Perennial No 1. BP led the 2Q2016 marketers charge with 23.40 Bcf/d, a 9% increase compared with 21.50 Bcf/d in 2Q2015. The London-based supermajor recently reported second quarter profit was off sharply from a year ago, but it increased sequentially as BP continued to tout “drawing a line under” Macondo well blowout costs, as well as the success of cost-cutting efforts company-wide (see Daily GPI, July 26).

Shell Energy NA reported 9.50 Bcf/d in 2Q2016, a 3% decline compared with 9.80 Bcf/d in 2Q2015. Like BP, Shell’ second quarter profits plunged from a year ago (see Daily GPI, July 28).

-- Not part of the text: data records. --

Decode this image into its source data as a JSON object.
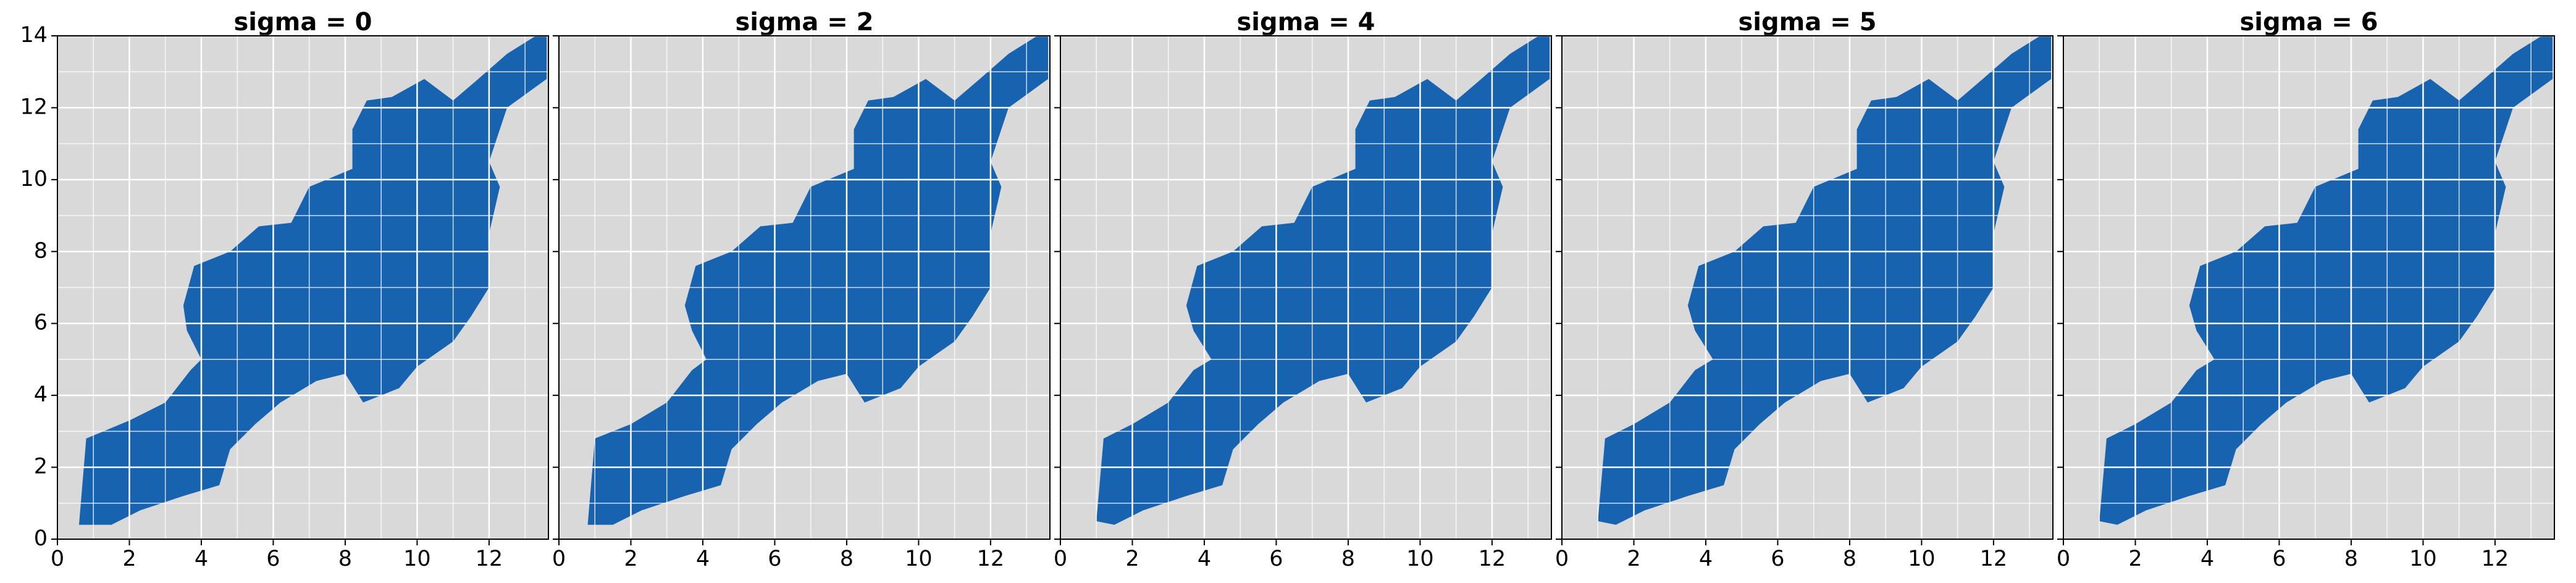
{
  "chart_data": [
    {
      "type": "mask",
      "title": "sigma = 0",
      "color": "#1763b0",
      "background": "#d9d9d9",
      "grid": true,
      "ytick_labels": true,
      "xlim": [
        0,
        13.65
      ],
      "ylim": [
        0,
        14
      ],
      "xticks": [
        0,
        2,
        4,
        6,
        8,
        10,
        12
      ],
      "yticks": [
        0,
        2,
        4,
        6,
        8,
        10,
        12,
        14
      ],
      "xminorticks": [
        1,
        3,
        5,
        7,
        9,
        11,
        13
      ],
      "yminorticks": [
        1,
        3,
        5,
        7,
        9,
        11,
        13
      ],
      "region": {
        "x": [
          0.6,
          0.8,
          2.0,
          3.0,
          3.7,
          4.0,
          3.6,
          3.5,
          3.8,
          4.8,
          5.6,
          6.5,
          7.0,
          8.2,
          8.2,
          8.6,
          9.3,
          10.2,
          11.0,
          11.7,
          12.5,
          13.3,
          13.6,
          13.6,
          12.5,
          12.0,
          12.3,
          12.0,
          12.0,
          11.5,
          11.0,
          10.0,
          9.5,
          8.5,
          8.0,
          7.2,
          6.2,
          5.5,
          4.8,
          4.5,
          3.5,
          2.3,
          1.5
        ],
        "y": [
          0.4,
          2.8,
          3.3,
          3.8,
          4.7,
          5.0,
          5.8,
          6.5,
          7.6,
          8.0,
          8.7,
          8.8,
          9.8,
          10.3,
          11.4,
          12.2,
          12.3,
          12.8,
          12.2,
          12.8,
          13.5,
          14.0,
          14.0,
          12.8,
          12.0,
          10.5,
          9.8,
          8.5,
          7.0,
          6.2,
          5.5,
          4.8,
          4.2,
          3.8,
          4.6,
          4.4,
          3.8,
          3.2,
          2.5,
          1.5,
          1.2,
          0.8,
          0.4
        ]
      }
    },
    {
      "type": "mask",
      "title": "sigma = 2",
      "color": "#1763b0",
      "background": "#d9d9d9",
      "grid": true,
      "ytick_labels": false,
      "xlim": [
        0,
        13.65
      ],
      "ylim": [
        0,
        14
      ],
      "xticks": [
        0,
        2,
        4,
        6,
        8,
        10,
        12
      ],
      "yticks": [
        0,
        2,
        4,
        6,
        8,
        10,
        12,
        14
      ],
      "xminorticks": [
        1,
        3,
        5,
        7,
        9,
        11,
        13
      ],
      "yminorticks": [
        1,
        3,
        5,
        7,
        9,
        11,
        13
      ],
      "region": {
        "x": [
          0.8,
          1.0,
          2.0,
          3.0,
          3.7,
          4.1,
          3.7,
          3.5,
          3.8,
          4.8,
          5.6,
          6.5,
          7.0,
          8.2,
          8.2,
          8.6,
          9.3,
          10.2,
          11.0,
          11.7,
          12.5,
          13.3,
          13.6,
          13.6,
          12.5,
          12.0,
          12.3,
          12.0,
          12.0,
          11.5,
          11.0,
          10.0,
          9.5,
          8.5,
          8.0,
          7.2,
          6.2,
          5.5,
          4.8,
          4.5,
          3.5,
          2.3,
          1.5
        ],
        "y": [
          0.4,
          2.8,
          3.2,
          3.8,
          4.7,
          5.0,
          5.8,
          6.5,
          7.6,
          8.0,
          8.7,
          8.8,
          9.8,
          10.3,
          11.4,
          12.2,
          12.3,
          12.8,
          12.2,
          12.8,
          13.5,
          14.0,
          14.0,
          12.8,
          12.0,
          10.5,
          9.8,
          8.5,
          7.0,
          6.2,
          5.5,
          4.8,
          4.2,
          3.8,
          4.6,
          4.4,
          3.8,
          3.2,
          2.5,
          1.5,
          1.2,
          0.8,
          0.4
        ]
      }
    },
    {
      "type": "mask",
      "title": "sigma = 4",
      "color": "#1763b0",
      "background": "#d9d9d9",
      "grid": true,
      "ytick_labels": false,
      "xlim": [
        0,
        13.65
      ],
      "ylim": [
        0,
        14
      ],
      "xticks": [
        0,
        2,
        4,
        6,
        8,
        10,
        12
      ],
      "yticks": [
        0,
        2,
        4,
        6,
        8,
        10,
        12,
        14
      ],
      "xminorticks": [
        1,
        3,
        5,
        7,
        9,
        11,
        13
      ],
      "yminorticks": [
        1,
        3,
        5,
        7,
        9,
        11,
        13
      ],
      "region": {
        "x": [
          1.0,
          1.2,
          2.0,
          3.0,
          3.7,
          4.2,
          3.7,
          3.5,
          3.8,
          4.8,
          5.6,
          6.5,
          7.0,
          8.2,
          8.2,
          8.6,
          9.3,
          10.2,
          11.0,
          11.7,
          12.5,
          13.3,
          13.6,
          13.6,
          12.5,
          12.0,
          12.3,
          12.0,
          12.0,
          11.5,
          11.0,
          10.0,
          9.5,
          8.5,
          8.0,
          7.2,
          6.2,
          5.5,
          4.8,
          4.5,
          3.5,
          2.3,
          1.5
        ],
        "y": [
          0.5,
          2.8,
          3.2,
          3.8,
          4.7,
          5.0,
          5.8,
          6.5,
          7.6,
          8.0,
          8.7,
          8.8,
          9.8,
          10.3,
          11.4,
          12.2,
          12.3,
          12.8,
          12.2,
          12.8,
          13.5,
          14.0,
          14.0,
          12.8,
          12.0,
          10.5,
          9.8,
          8.5,
          7.0,
          6.2,
          5.5,
          4.8,
          4.2,
          3.8,
          4.6,
          4.4,
          3.8,
          3.2,
          2.5,
          1.5,
          1.2,
          0.8,
          0.4
        ]
      }
    },
    {
      "type": "mask",
      "title": "sigma = 5",
      "color": "#1763b0",
      "background": "#d9d9d9",
      "grid": true,
      "ytick_labels": false,
      "xlim": [
        0,
        13.65
      ],
      "ylim": [
        0,
        14
      ],
      "xticks": [
        0,
        2,
        4,
        6,
        8,
        10,
        12
      ],
      "yticks": [
        0,
        2,
        4,
        6,
        8,
        10,
        12,
        14
      ],
      "xminorticks": [
        1,
        3,
        5,
        7,
        9,
        11,
        13
      ],
      "yminorticks": [
        1,
        3,
        5,
        7,
        9,
        11,
        13
      ],
      "region": {
        "x": [
          1.0,
          1.2,
          2.0,
          3.0,
          3.7,
          4.2,
          3.7,
          3.5,
          3.8,
          4.8,
          5.6,
          6.5,
          7.0,
          8.2,
          8.2,
          8.6,
          9.3,
          10.2,
          11.0,
          11.7,
          12.5,
          13.3,
          13.6,
          13.6,
          12.5,
          12.0,
          12.3,
          12.0,
          12.0,
          11.5,
          11.0,
          10.0,
          9.5,
          8.5,
          8.0,
          7.2,
          6.2,
          5.5,
          4.8,
          4.5,
          3.5,
          2.3,
          1.5
        ],
        "y": [
          0.5,
          2.8,
          3.2,
          3.8,
          4.7,
          5.0,
          5.8,
          6.5,
          7.6,
          8.0,
          8.7,
          8.8,
          9.8,
          10.3,
          11.4,
          12.2,
          12.3,
          12.8,
          12.2,
          12.8,
          13.5,
          14.0,
          14.0,
          12.8,
          12.0,
          10.5,
          9.8,
          8.5,
          7.0,
          6.2,
          5.5,
          4.8,
          4.2,
          3.8,
          4.6,
          4.4,
          3.8,
          3.2,
          2.5,
          1.5,
          1.2,
          0.8,
          0.4
        ]
      }
    },
    {
      "type": "mask",
      "title": "sigma = 6",
      "color": "#1763b0",
      "background": "#d9d9d9",
      "grid": true,
      "ytick_labels": false,
      "xlim": [
        0,
        13.65
      ],
      "ylim": [
        0,
        14
      ],
      "xticks": [
        0,
        2,
        4,
        6,
        8,
        10,
        12
      ],
      "yticks": [
        0,
        2,
        4,
        6,
        8,
        10,
        12,
        14
      ],
      "xminorticks": [
        1,
        3,
        5,
        7,
        9,
        11,
        13
      ],
      "yminorticks": [
        1,
        3,
        5,
        7,
        9,
        11,
        13
      ],
      "region": {
        "x": [
          1.0,
          1.2,
          2.0,
          3.0,
          3.7,
          4.2,
          3.7,
          3.5,
          3.8,
          4.8,
          5.6,
          6.5,
          7.0,
          8.2,
          8.2,
          8.6,
          9.3,
          10.2,
          11.0,
          11.7,
          12.5,
          13.3,
          13.6,
          13.6,
          12.5,
          12.0,
          12.3,
          12.0,
          12.0,
          11.5,
          11.0,
          10.0,
          9.5,
          8.5,
          8.0,
          7.2,
          6.2,
          5.5,
          4.8,
          4.5,
          3.5,
          2.3,
          1.5
        ],
        "y": [
          0.5,
          2.8,
          3.2,
          3.8,
          4.7,
          5.0,
          5.8,
          6.5,
          7.6,
          8.0,
          8.7,
          8.8,
          9.8,
          10.3,
          11.4,
          12.2,
          12.3,
          12.8,
          12.2,
          12.8,
          13.5,
          14.0,
          14.0,
          12.8,
          12.0,
          10.5,
          9.8,
          8.5,
          7.0,
          6.2,
          5.5,
          4.8,
          4.2,
          3.8,
          4.6,
          4.4,
          3.8,
          3.2,
          2.5,
          1.5,
          1.2,
          0.8,
          0.4
        ]
      }
    }
  ]
}
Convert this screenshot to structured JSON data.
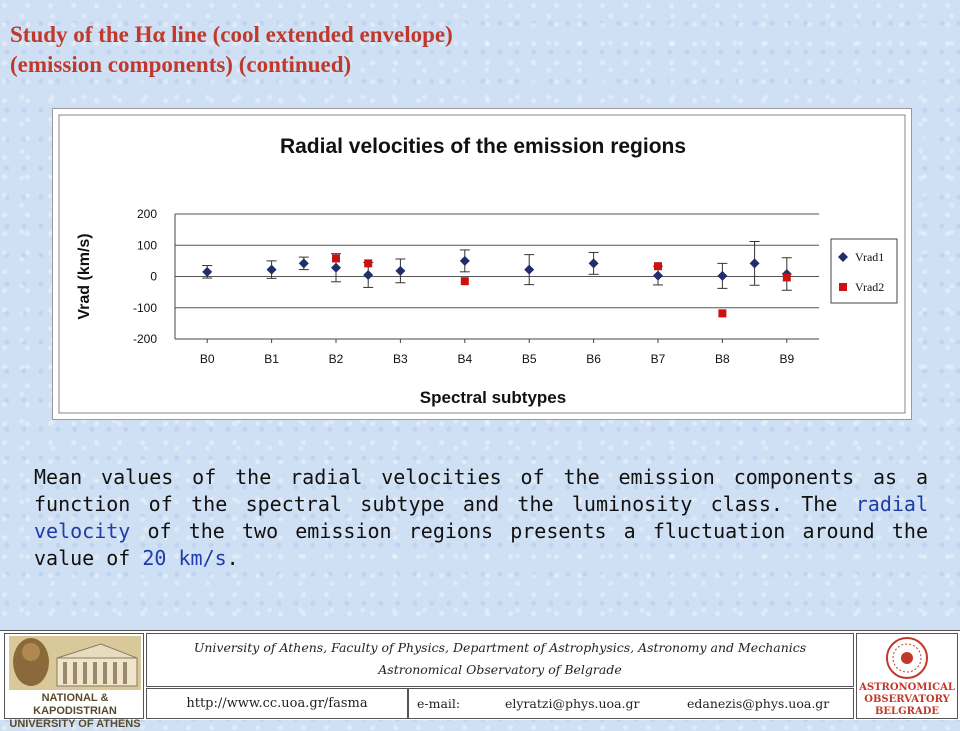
{
  "slide": {
    "title_line1": "Study of the Hα line (cool extended envelope)",
    "title_line2": "(emission components) (continued)",
    "caption_part1": "Mean values of the radial velocities of the emission components as a function of the spectral subtype and the luminosity class. The ",
    "caption_highlight1": "radial velocity",
    "caption_part2": " of the two emission regions presents a fluctuation around the value of ",
    "caption_highlight2": "20 km/s",
    "caption_part3": ".",
    "highlight_color": "#1f3ca8",
    "title_color": "#c0392b"
  },
  "chart_data": {
    "type": "scatter",
    "title": "Radial velocities of the emission regions",
    "xlabel": "Spectral subtypes",
    "ylabel": "Vrad (km/s)",
    "categories": [
      "B0",
      "B1",
      "B2",
      "B3",
      "B4",
      "B5",
      "B6",
      "B7",
      "B8",
      "B9"
    ],
    "ylim": [
      -200,
      200
    ],
    "yticks": [
      200,
      100,
      0,
      -100,
      -200
    ],
    "grid": true,
    "legend_position": "right",
    "series": [
      {
        "name": "Vrad1",
        "marker": "diamond",
        "color": "#1f2f6b",
        "points": [
          {
            "x": 0.0,
            "y": 15,
            "err": 20
          },
          {
            "x": 1.0,
            "y": 22,
            "err": 28
          },
          {
            "x": 1.5,
            "y": 42,
            "err": 20
          },
          {
            "x": 2.0,
            "y": 28,
            "err": 45
          },
          {
            "x": 2.5,
            "y": 5,
            "err": 40
          },
          {
            "x": 3.0,
            "y": 18,
            "err": 38
          },
          {
            "x": 4.0,
            "y": 50,
            "err": 35
          },
          {
            "x": 5.0,
            "y": 22,
            "err": 48
          },
          {
            "x": 6.0,
            "y": 42,
            "err": 35
          },
          {
            "x": 7.0,
            "y": 3,
            "err": 30
          },
          {
            "x": 8.0,
            "y": 2,
            "err": 40
          },
          {
            "x": 8.5,
            "y": 42,
            "err": 70
          },
          {
            "x": 9.0,
            "y": 8,
            "err": 52
          }
        ]
      },
      {
        "name": "Vrad2",
        "marker": "square",
        "color": "#cc1111",
        "points": [
          {
            "x": 2.0,
            "y": 58
          },
          {
            "x": 2.5,
            "y": 42
          },
          {
            "x": 4.0,
            "y": -15
          },
          {
            "x": 7.0,
            "y": 33
          },
          {
            "x": 8.0,
            "y": -118
          },
          {
            "x": 9.0,
            "y": -3
          }
        ]
      }
    ]
  },
  "footer": {
    "uoa_logo_line1": "NATIONAL & KAPODISTRIAN",
    "uoa_logo_line2": "UNIVERSITY OF ATHENS",
    "affiliation_line1": "University of Athens, Faculty of Physics, Department of Astrophysics, Astronomy and Mechanics",
    "affiliation_line2": "Astronomical Observatory of Belgrade",
    "url": "http://www.cc.uoa.gr/fasma",
    "email_label": "e-mail:",
    "email1": "elyratzi@phys.uoa.gr",
    "email2": "edanezis@phys.uoa.gr",
    "obs_logo_line1": "ASTRONOMICAL",
    "obs_logo_line2": "OBSERVATORY",
    "obs_logo_line3": "BELGRADE"
  }
}
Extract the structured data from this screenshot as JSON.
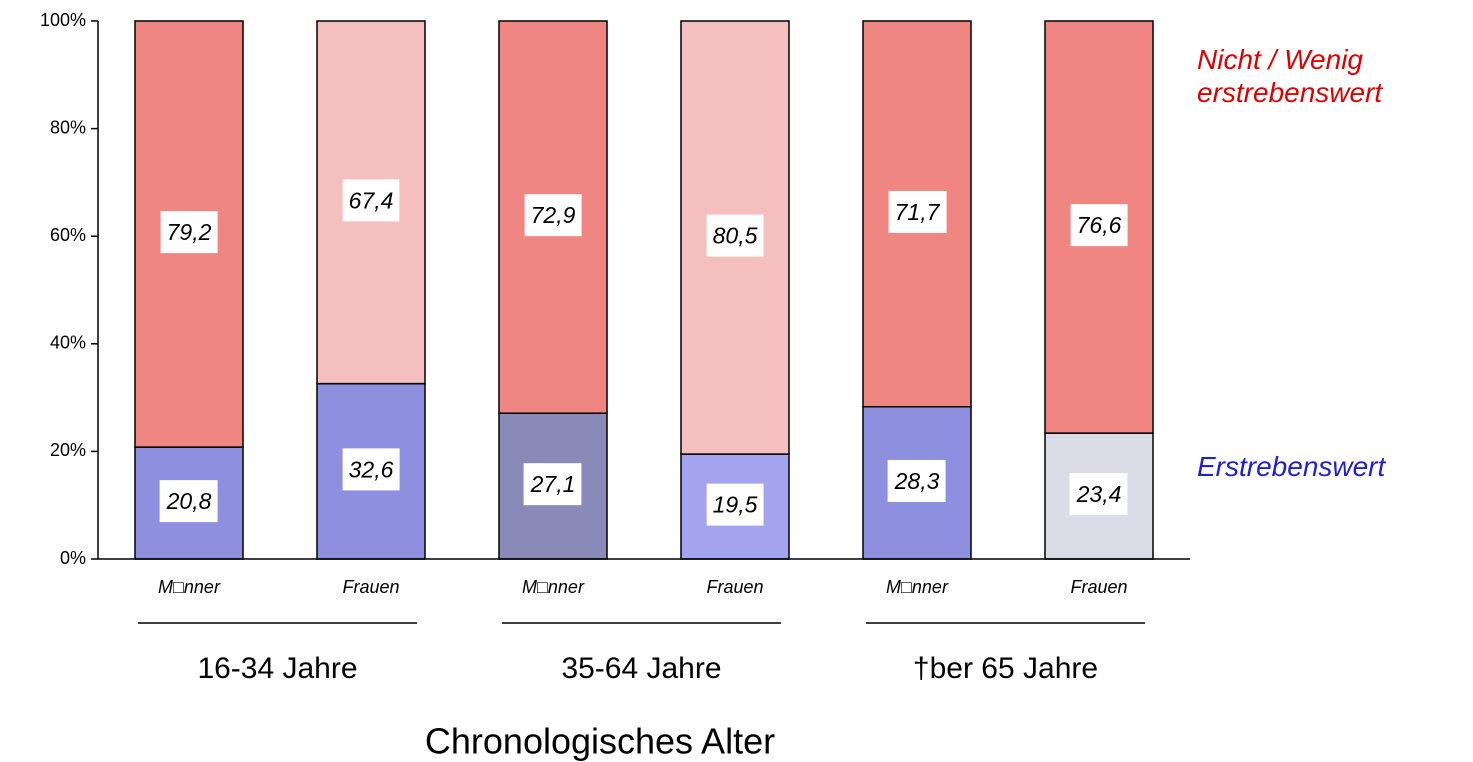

Last month, Royal Dutch Shell plc agreed to take $425 million from EnVen Energy Corp. for the Brutus platform and Glider production system in the deepwater Gulf of Mexico (see Daily GPI, Aug. 29).

Macquarie Energy reported 9.13 Bcf/d sales in 2Q2016, a 7% increase compared with 8.54 Bcf/d in the same period in 2015. ConocoPhillips, which has been plagued by significant declines since it implemented business model restructuring in North America following the spin-off of downstream operations four years ago (see Daily GPI, April 17, 2012), reported 8.85 Bcf/d, just a 1% decline compared with 8.93 Bcf/d in 2Q2015. In2Q2012, on the eve of the restructuring, ConocoPhillips reported 16.27 Bcf/d.

At No. 5 in the survey, Tenaska reported 8.80 Bcf/d in 2Q2016, a 21% leap from 7.30 Bcf/d in 2Q2015. Other Top 10 companies reporting increases were Sequent (7.20 Bcfd, up 22% from 5.90 Bcf/d), J. Aron & Co. (5.42 Bcf/d, up 2% from 5.33 Bcf/d), EDF Trading NA (5.17 Bcf/d, up 11% from 4.64 Bcf/d) and Direct Energy (4.23 Bcf/d, up 12% from 3.77 Bcf/d).

Other highlights of the survey include a 58% increase for Castleton Commodities (2.71 Bcf/d, compared with 1.71 Bcf/d in 2Q2015), a 47% increase for CenterPoint Energy (2.19 Bcf/d, compared with 1.49 Bcf/d in 2Q2015), a 13% increase for Cabot Oil & Gas Corp. (1.59 Bcf/d, compared with 1.41 Bcf/d in 2Q2015), and an 84% increase for ARM Energy Management (1.12 Bcf/d, compared with 0.61 Bcf/d in 2Q2015).